Make no mistake, though: The burgeoning movement in numerous states including Pennsylvania to require government-issued photo ID at the polls will hurt mostly poor, minority and elderly voters.
Swing-state Missouri could ratchet up the stakes even further in this presidential year if its citizens decide in a referendum to make their state the first requiring proof of citizenship to enter the polls.
Disproportionately, such voter ID rules will mean that as many as 21 million Americans could be denied their legal right to vote simply because they do not have the proper papers. And who are the voters expected to have the
trouble producing the right documents? They tend to be white, middle-age and well-off.
Maybe the tri-corner hat will come back in style, too - just like in colonial times.
Not only are these regulations out of step with the times, they're also wildly out of sync with the basic concept of democracy and government by the people, for the people.

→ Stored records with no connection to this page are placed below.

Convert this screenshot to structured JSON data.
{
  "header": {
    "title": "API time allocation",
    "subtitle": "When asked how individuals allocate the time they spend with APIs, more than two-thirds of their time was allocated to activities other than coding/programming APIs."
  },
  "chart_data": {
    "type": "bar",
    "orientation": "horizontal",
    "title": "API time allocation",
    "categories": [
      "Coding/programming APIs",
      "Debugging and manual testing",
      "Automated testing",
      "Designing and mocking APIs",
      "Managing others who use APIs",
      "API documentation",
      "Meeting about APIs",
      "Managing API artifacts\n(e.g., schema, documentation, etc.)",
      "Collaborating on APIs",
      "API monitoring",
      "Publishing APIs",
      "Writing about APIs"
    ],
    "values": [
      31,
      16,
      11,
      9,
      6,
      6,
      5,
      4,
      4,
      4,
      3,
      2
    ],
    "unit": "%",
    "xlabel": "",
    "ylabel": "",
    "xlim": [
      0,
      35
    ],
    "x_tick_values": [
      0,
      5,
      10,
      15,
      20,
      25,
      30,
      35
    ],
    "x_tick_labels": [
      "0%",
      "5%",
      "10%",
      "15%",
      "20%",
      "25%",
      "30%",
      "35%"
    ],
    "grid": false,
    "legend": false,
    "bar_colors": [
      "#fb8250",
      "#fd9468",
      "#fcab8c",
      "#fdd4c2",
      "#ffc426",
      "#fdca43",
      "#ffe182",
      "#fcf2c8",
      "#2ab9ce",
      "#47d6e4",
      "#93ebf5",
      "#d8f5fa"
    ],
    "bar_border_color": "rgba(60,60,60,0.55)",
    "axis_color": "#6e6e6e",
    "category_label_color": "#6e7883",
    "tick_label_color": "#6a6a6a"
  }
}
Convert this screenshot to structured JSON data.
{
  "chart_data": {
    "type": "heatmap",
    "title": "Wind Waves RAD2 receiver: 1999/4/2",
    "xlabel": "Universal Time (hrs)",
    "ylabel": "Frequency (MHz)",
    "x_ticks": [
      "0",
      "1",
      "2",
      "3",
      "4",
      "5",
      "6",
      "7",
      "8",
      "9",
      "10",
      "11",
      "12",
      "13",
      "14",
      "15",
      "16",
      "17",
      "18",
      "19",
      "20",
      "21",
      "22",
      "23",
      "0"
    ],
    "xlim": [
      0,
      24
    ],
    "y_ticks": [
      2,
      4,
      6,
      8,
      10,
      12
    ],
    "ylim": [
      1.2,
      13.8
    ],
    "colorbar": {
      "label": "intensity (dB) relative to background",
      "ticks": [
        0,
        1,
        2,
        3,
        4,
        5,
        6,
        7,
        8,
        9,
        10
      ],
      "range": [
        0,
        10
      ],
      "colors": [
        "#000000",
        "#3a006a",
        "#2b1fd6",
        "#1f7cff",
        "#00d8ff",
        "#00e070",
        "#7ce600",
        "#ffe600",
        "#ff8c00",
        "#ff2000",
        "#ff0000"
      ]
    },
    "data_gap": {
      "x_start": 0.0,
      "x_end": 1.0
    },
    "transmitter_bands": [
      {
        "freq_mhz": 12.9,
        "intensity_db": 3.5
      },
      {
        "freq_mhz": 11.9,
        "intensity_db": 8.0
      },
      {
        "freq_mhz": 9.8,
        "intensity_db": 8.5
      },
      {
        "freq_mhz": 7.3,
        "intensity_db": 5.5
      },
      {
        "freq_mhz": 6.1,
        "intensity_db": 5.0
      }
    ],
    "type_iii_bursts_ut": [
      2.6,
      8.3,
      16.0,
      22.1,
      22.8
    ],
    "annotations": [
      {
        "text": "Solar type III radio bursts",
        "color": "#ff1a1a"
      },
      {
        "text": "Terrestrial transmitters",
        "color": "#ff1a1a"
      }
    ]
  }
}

That's why Gov. Rendell vetoed a photo-ID voting bill in Harrisburg earlier in his tenure. The same fate should befall a similar proposal from state Rep. Daryl D. Metcalfe (R., Butler) in the wake of the recent U.S. Supreme Court approval of Indiana's toughest-in-the-nation voter ID law. That the Constitution allows such rules doesn't mean a policy that could disenfranchise millions is a good idea.
Why should anyone oppose requiring voters to prove who they are and whether they meet the fundamental criteria for the franchise, that of being a U.S. citizen? Because that is a nonissue: Voters already attest to their eligibility when they sign up to vote. Across two centuries of using registration procedures that rely on reasonable methods of documenting voters, there has been no significant problem with in-person voter impersonation. That hasn't changed because of 9/11 concerns and, certainly, the nation's failure to come to grips with its immigration problem cannot be remedied by erecting barriers before legal voters.
As Americans in this presidential election year turn out to vote in numbers rarely seen, this is no time to enact modern-day equivalents of the poll tax.